Recently, I have conducted extensive research while driving a semi and have concluded that it is possible to push yourself well beyond previously insurmountable limits. The key is to gently but continuously feed the body and mind while pressing ahead. This leads to the potential of driving great distances with reasonable safety. The corollary is that if something terrible did happen, you will either be so strung out on sugar and caffeine that you won't feel a thing or that you'll just be thankful that it's finally over.
The first critical supplies are a big sugary snack and a large energy drink. Energy Drinks have been popular for several years in the refrigerated section of your local convenience store or truckstop. A new alternative is Energy Coffee, a coffee brewed with the addition of the go-juice chemicals found in common energy drinks. Last night, I chose both.
The sugary snack should not be pure sugar like candy. This will tend to make you feel badly before the maximum benefits are achieved. I recommend something with flour and sugar, like Ding Dongs or Coconut Crunch Donettes. The strategy is to prompt a sugar buzz with the snack and then drink copious amounts of the Energy Drink so that it will kick in before the Sugar Crash which typically follows the Buzz.

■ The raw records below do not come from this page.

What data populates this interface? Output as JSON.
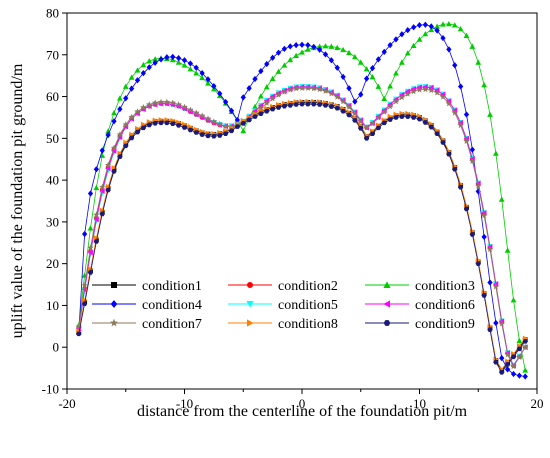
{
  "chart_data": {
    "type": "line",
    "xlabel": "distance from the centerline of the foundation pit/m",
    "ylabel": "uplift value of the foundation pit ground/m",
    "xlim": [
      -20,
      20
    ],
    "ylim": [
      -10,
      80
    ],
    "x_ticks": [
      "-20",
      "-10",
      "0",
      "10",
      "20"
    ],
    "y_ticks": [
      "-10",
      "0",
      "10",
      "20",
      "30",
      "40",
      "50",
      "60",
      "70",
      "80"
    ],
    "grid": false,
    "legend_placement": "lower-left, 3 columns",
    "x": [
      -19,
      -18.5,
      -18,
      -17.5,
      -17,
      -16.5,
      -16,
      -15.5,
      -15,
      -14.5,
      -14,
      -13.5,
      -13,
      -12.5,
      -12,
      -11.5,
      -11,
      -10.5,
      -10,
      -9.5,
      -9,
      -8.5,
      -8,
      -7.5,
      -7,
      -6.5,
      -6,
      -5.5,
      -5,
      -4.5,
      -4,
      -3.5,
      -3,
      -2.5,
      -2,
      -1.5,
      -1,
      -0.5,
      0,
      0.5,
      1,
      1.5,
      2,
      2.5,
      3,
      3.5,
      4,
      4.5,
      5,
      5.5,
      6,
      6.5,
      7,
      7.5,
      8,
      8.5,
      9,
      9.5,
      10,
      10.5,
      11,
      11.5,
      12,
      12.5,
      13,
      13.5,
      14,
      14.5,
      15,
      15.5,
      16,
      16.5,
      17,
      17.5,
      18,
      18.5,
      19
    ],
    "series": [
      {
        "name": "condition1",
        "color": "#000000",
        "marker": "square",
        "values": [
          3.5,
          10.8,
          18.3,
          25.7,
          32.3,
          38,
          42.5,
          46,
          48.6,
          50.5,
          51.9,
          52.9,
          53.6,
          54,
          54.1,
          54.1,
          53.9,
          53.5,
          53,
          52.4,
          51.8,
          51.3,
          51,
          50.9,
          51.1,
          51.5,
          52.2,
          53.2,
          54,
          54.8,
          55.6,
          56.3,
          56.9,
          57.4,
          57.8,
          58.1,
          58.3,
          58.5,
          58.6,
          58.6,
          58.6,
          58.5,
          58.3,
          58,
          57.6,
          56.9,
          56,
          54.7,
          52.8,
          50.4,
          51.5,
          52.9,
          54.1,
          54.9,
          55.4,
          55.6,
          55.6,
          55.4,
          55,
          54.2,
          53.1,
          51.5,
          49.4,
          46.6,
          43,
          38.7,
          33.5,
          27.4,
          20.4,
          12.8,
          4.6,
          -3.2,
          -5.6,
          -3.7,
          -1.9,
          0,
          1.8
        ]
      },
      {
        "name": "condition2",
        "color": "#ff0000",
        "marker": "circle",
        "values": [
          4.7,
          14,
          22.9,
          30.9,
          37.7,
          43.1,
          47.3,
          50.5,
          52.9,
          54.7,
          56,
          57,
          57.7,
          58.1,
          58.3,
          58.3,
          58.1,
          57.7,
          57.1,
          56.4,
          55.7,
          55,
          54.3,
          53.7,
          53.2,
          52.9,
          52.9,
          53.2,
          54,
          55.2,
          56.5,
          57.8,
          59,
          60,
          60.8,
          61.4,
          61.9,
          62.2,
          62.3,
          62.3,
          62.2,
          62,
          61.6,
          61,
          60.2,
          59.1,
          57.8,
          56.2,
          54.3,
          52.6,
          53.7,
          55.2,
          56.7,
          58.1,
          59.3,
          60.4,
          61.2,
          61.8,
          62.2,
          62.3,
          62.1,
          61.5,
          60.5,
          58.9,
          56.7,
          53.7,
          49.9,
          45.1,
          39.2,
          32.1,
          24,
          15.1,
          6.2,
          -1.4,
          -4.4,
          -2.2,
          0
        ]
      },
      {
        "name": "condition3",
        "color": "#00cc00",
        "marker": "triangle-up",
        "values": [
          5.3,
          17.2,
          28.5,
          38.2,
          45.9,
          51.7,
          56.1,
          59.6,
          62.4,
          64.6,
          66.3,
          67.6,
          68.5,
          69,
          69.2,
          69.1,
          68.8,
          68.2,
          67.5,
          66.6,
          65.6,
          64.5,
          63.2,
          61.8,
          60.2,
          58.4,
          56.4,
          54.2,
          51.8,
          54.8,
          57.6,
          60.1,
          62.3,
          64.3,
          66,
          67.5,
          68.8,
          69.8,
          70.6,
          71.3,
          71.7,
          72,
          72.1,
          72,
          71.7,
          71.2,
          70.5,
          69.5,
          68.2,
          66.6,
          64.7,
          62.4,
          59.5,
          62.5,
          65.6,
          68.2,
          70.4,
          72.2,
          73.7,
          75,
          76,
          76.8,
          77.3,
          77.4,
          77.1,
          76.2,
          74.6,
          72,
          68.2,
          62.8,
          55.7,
          46.4,
          35.4,
          23.2,
          11.3,
          1.6,
          -5.5
        ]
      },
      {
        "name": "condition4",
        "color": "#0000ff",
        "marker": "diamond",
        "values": [
          3.4,
          27.1,
          36.8,
          42.6,
          47.1,
          50.8,
          54.1,
          57,
          59.6,
          61.9,
          63.9,
          65.6,
          67,
          68.1,
          68.9,
          69.4,
          69.5,
          69.2,
          68.7,
          67.9,
          66.9,
          65.6,
          64.1,
          62.5,
          60.7,
          58.7,
          56.6,
          54.4,
          59.8,
          62,
          64.2,
          66.1,
          67.8,
          69.3,
          70.5,
          71.4,
          72,
          72.3,
          72.4,
          72.3,
          71.9,
          71.2,
          70.1,
          68.7,
          66.9,
          64.7,
          62,
          58.8,
          60.5,
          64.3,
          66.8,
          68.9,
          70.7,
          72.3,
          73.7,
          74.9,
          75.9,
          76.6,
          77.1,
          77.2,
          76.8,
          75.8,
          74,
          71.3,
          67.5,
          62.4,
          55.7,
          47.3,
          37.3,
          26.4,
          15.5,
          5.8,
          -2.6,
          -5.3,
          -6.4,
          -6.8,
          -7
        ]
      },
      {
        "name": "condition5",
        "color": "#00ffff",
        "marker": "triangle-down",
        "values": [
          4.2,
          13.5,
          22.3,
          30.2,
          36.9,
          42.3,
          46.6,
          50,
          52.6,
          54.6,
          56,
          57,
          57.7,
          58.1,
          58.3,
          58.3,
          58.1,
          57.7,
          57.1,
          56.5,
          55.8,
          55.1,
          54.4,
          53.8,
          53.3,
          53,
          53,
          53.4,
          54.1,
          55.3,
          56.6,
          57.9,
          59.1,
          60.1,
          60.9,
          61.5,
          62,
          62.3,
          62.4,
          62.4,
          62.3,
          62.1,
          61.7,
          61.1,
          60.3,
          59.2,
          57.9,
          56.3,
          54.4,
          52.7,
          53.8,
          55.3,
          56.8,
          58.2,
          59.4,
          60.5,
          61.3,
          61.9,
          62.3,
          62.4,
          62.2,
          61.6,
          60.6,
          59,
          56.8,
          53.8,
          50,
          45.2,
          39.3,
          32.2,
          24.1,
          15.2,
          6.3,
          -1.3,
          -4.3,
          -2.1,
          0
        ]
      },
      {
        "name": "condition6",
        "color": "#ff00ff",
        "marker": "triangle-left",
        "values": [
          4.5,
          13.8,
          22.7,
          30.6,
          37.4,
          42.8,
          47,
          50.3,
          52.8,
          54.7,
          56,
          57,
          57.7,
          58.1,
          58.3,
          58.3,
          58.1,
          57.7,
          57.1,
          56.4,
          55.7,
          55,
          54.3,
          53.7,
          53.2,
          52.9,
          52.9,
          53.2,
          54,
          55.2,
          56.5,
          57.8,
          59,
          60,
          60.8,
          61.4,
          61.9,
          62.2,
          62.3,
          62.3,
          62.2,
          62,
          61.6,
          61,
          60.2,
          59.1,
          57.8,
          56.2,
          54.3,
          52.6,
          53.7,
          55.2,
          56.7,
          58.1,
          59.3,
          60.4,
          61.2,
          61.8,
          62.2,
          62.3,
          62.1,
          61.5,
          60.5,
          58.9,
          56.7,
          53.7,
          49.9,
          45.1,
          39.2,
          32.1,
          24,
          15.1,
          6.2,
          -1.4,
          -4.4,
          -2.2,
          0
        ]
      },
      {
        "name": "condition7",
        "color": "#8b7a5b",
        "marker": "star",
        "values": [
          4.9,
          14.8,
          23.8,
          31.7,
          38.3,
          43.6,
          47.7,
          50.9,
          53.3,
          55.1,
          56.4,
          57.4,
          58.1,
          58.5,
          58.7,
          58.7,
          58.5,
          58.1,
          57.5,
          56.8,
          56.1,
          55.4,
          54.7,
          54,
          53.4,
          52.9,
          52.7,
          52.9,
          53.5,
          54.6,
          55.9,
          57.2,
          58.4,
          59.5,
          60.4,
          61.1,
          61.6,
          61.9,
          62,
          62,
          61.9,
          61.7,
          61.3,
          60.7,
          59.9,
          58.8,
          57.5,
          55.9,
          54,
          52.5,
          53.5,
          54.9,
          56.3,
          57.6,
          58.8,
          59.8,
          60.6,
          61.2,
          61.6,
          61.7,
          61.5,
          60.9,
          59.9,
          58.3,
          56.1,
          53.1,
          49.3,
          44.5,
          38.6,
          31.5,
          23.4,
          14.5,
          5.6,
          -1.8,
          -4.6,
          -2.4,
          0
        ]
      },
      {
        "name": "condition8",
        "color": "#ff8000",
        "marker": "triangle-right",
        "values": [
          3.8,
          11.2,
          18.7,
          26.1,
          32.7,
          38.4,
          42.9,
          46.4,
          49,
          50.9,
          52.3,
          53.3,
          53.9,
          54.3,
          54.4,
          54.4,
          54.2,
          53.8,
          53.3,
          52.7,
          52.1,
          51.6,
          51.2,
          51.1,
          51.3,
          51.7,
          52.4,
          53.4,
          54.2,
          55,
          55.8,
          56.5,
          57.1,
          57.6,
          58,
          58.3,
          58.5,
          58.7,
          58.8,
          58.8,
          58.8,
          58.7,
          58.5,
          58.2,
          57.8,
          57.1,
          56.2,
          54.9,
          53,
          50.6,
          51.7,
          53.1,
          54.3,
          55.2,
          55.7,
          55.9,
          55.9,
          55.7,
          55.3,
          54.5,
          53.4,
          51.8,
          49.7,
          46.9,
          43.3,
          39,
          33.8,
          27.7,
          20.7,
          13.1,
          4.9,
          -2.9,
          -5.3,
          -3.4,
          -1.6,
          0.3,
          2.1
        ]
      },
      {
        "name": "condition9",
        "color": "#1a1a7a",
        "marker": "hexagon",
        "values": [
          3.2,
          10.4,
          17.9,
          25.3,
          31.9,
          37.6,
          42.1,
          45.6,
          48.2,
          50.1,
          51.5,
          52.5,
          53.2,
          53.6,
          53.7,
          53.7,
          53.5,
          53.1,
          52.6,
          52,
          51.4,
          50.9,
          50.6,
          50.5,
          50.7,
          51.1,
          51.8,
          52.8,
          53.6,
          54.4,
          55.2,
          55.9,
          56.5,
          57,
          57.4,
          57.7,
          57.9,
          58.1,
          58.2,
          58.2,
          58.2,
          58.1,
          57.9,
          57.6,
          57.2,
          56.5,
          55.6,
          54.3,
          52.4,
          50,
          51.1,
          52.5,
          53.7,
          54.5,
          55,
          55.2,
          55.2,
          55,
          54.6,
          53.8,
          52.7,
          51.1,
          49,
          46.2,
          42.6,
          38.3,
          33.1,
          27,
          20,
          12.4,
          4.2,
          -3.6,
          -6,
          -4.1,
          -2.3,
          -0.4,
          1.4
        ]
      }
    ]
  }
}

Two more critical supplies are more caffeine drinks and carbs. It is important to continue to imbibe in some slightly milder caffeine drink. I chose Pepsi Max as it has ginseng as well. While consuming the caffeine, you should also eat something heavy in carbohydrates. Not too much pure sugar, but more snacks with flour and sugar; perhaps increasing the relative proportion of flour. Pretzels work well, but have little or no sugar. Something like Oreos is probably too much sugar. Choose oatmeal cookies or frosted animal cookies. If you are in the Plains States, look for Banana Planks, an banana flavored iced sugar cookie, par excellence! Last night, I had two.
Essentially, you are playing with your blood sugar levels. It is NOT recommended that you ask your Doctor or even mention this program. The key is to get to the point where you think you are about to get the shakes. Slack your intake slightly to prevent a full onset. Once you are starting to feel better, restart the program until you almost start to feel badly again.

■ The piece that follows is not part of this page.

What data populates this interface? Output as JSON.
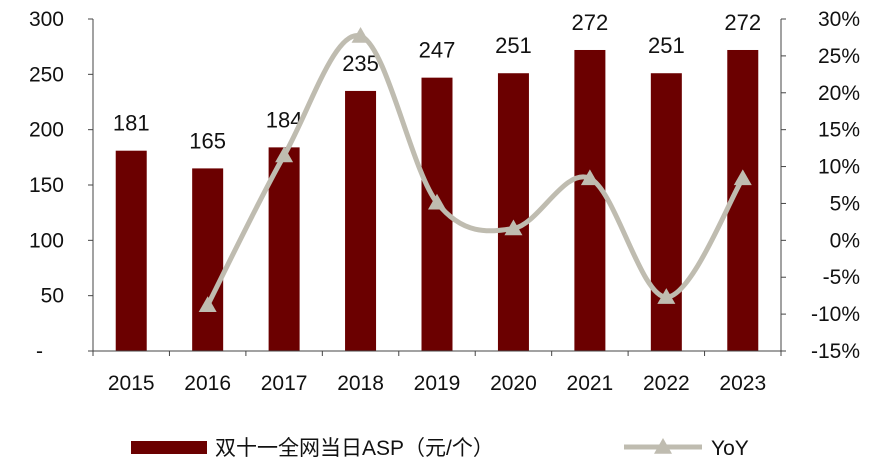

If you get too far along and are feeling shaky or unwell, a bit of protein can help. It is important to avoid eating very much protein or anything greasy or with significant fat content. A small package of almonds or some beef jerky can help stem the tide. If you can combine a little bit of protein with more carbs, so much the better. Try a small package of peanut butter and cheese crackers or some honey roasted peanuts. In Illinois, pull into a rest area on the freeway or a toll plaza, and look for the Coconut Toffee Peanuts; Beernuts were never this good to you!!
It is important to avoid large amounts of protein, fat or grease. If you must, a c-store wedge sandwich will not do too much damage, but even the small prepackaged subs can slow you down. Take it from me, a McDouble with all that meat and cheese and grease, can make you practically narcoleptic. If you are pushing 36 or 40 hours awake, you will fall asleep in mid-stride half way back to your vehicle.
Protein and Grease, however, is the perfect way to end your run. The hardest thing to estimate is when to stop the program and wind yourself down. Typically, you will arrive, or decide to stop, abruptly. Perhaps it only seems abrupt because your brain is swimming in sugar and caffeine. When you are ready to stop, the solution is to seek out protein, fat and grease. Nothing beats a McDouble and fries with a Whole by-god-and-Texas Vitamin D milk. You will sleep like a baby.
My most important bit of advice is don't try this at home or anywhere else. In fact, forget I said anything.
PS: I arrived at my destination and got my truck in for service; 646 miles on 1.5 hours of sleep.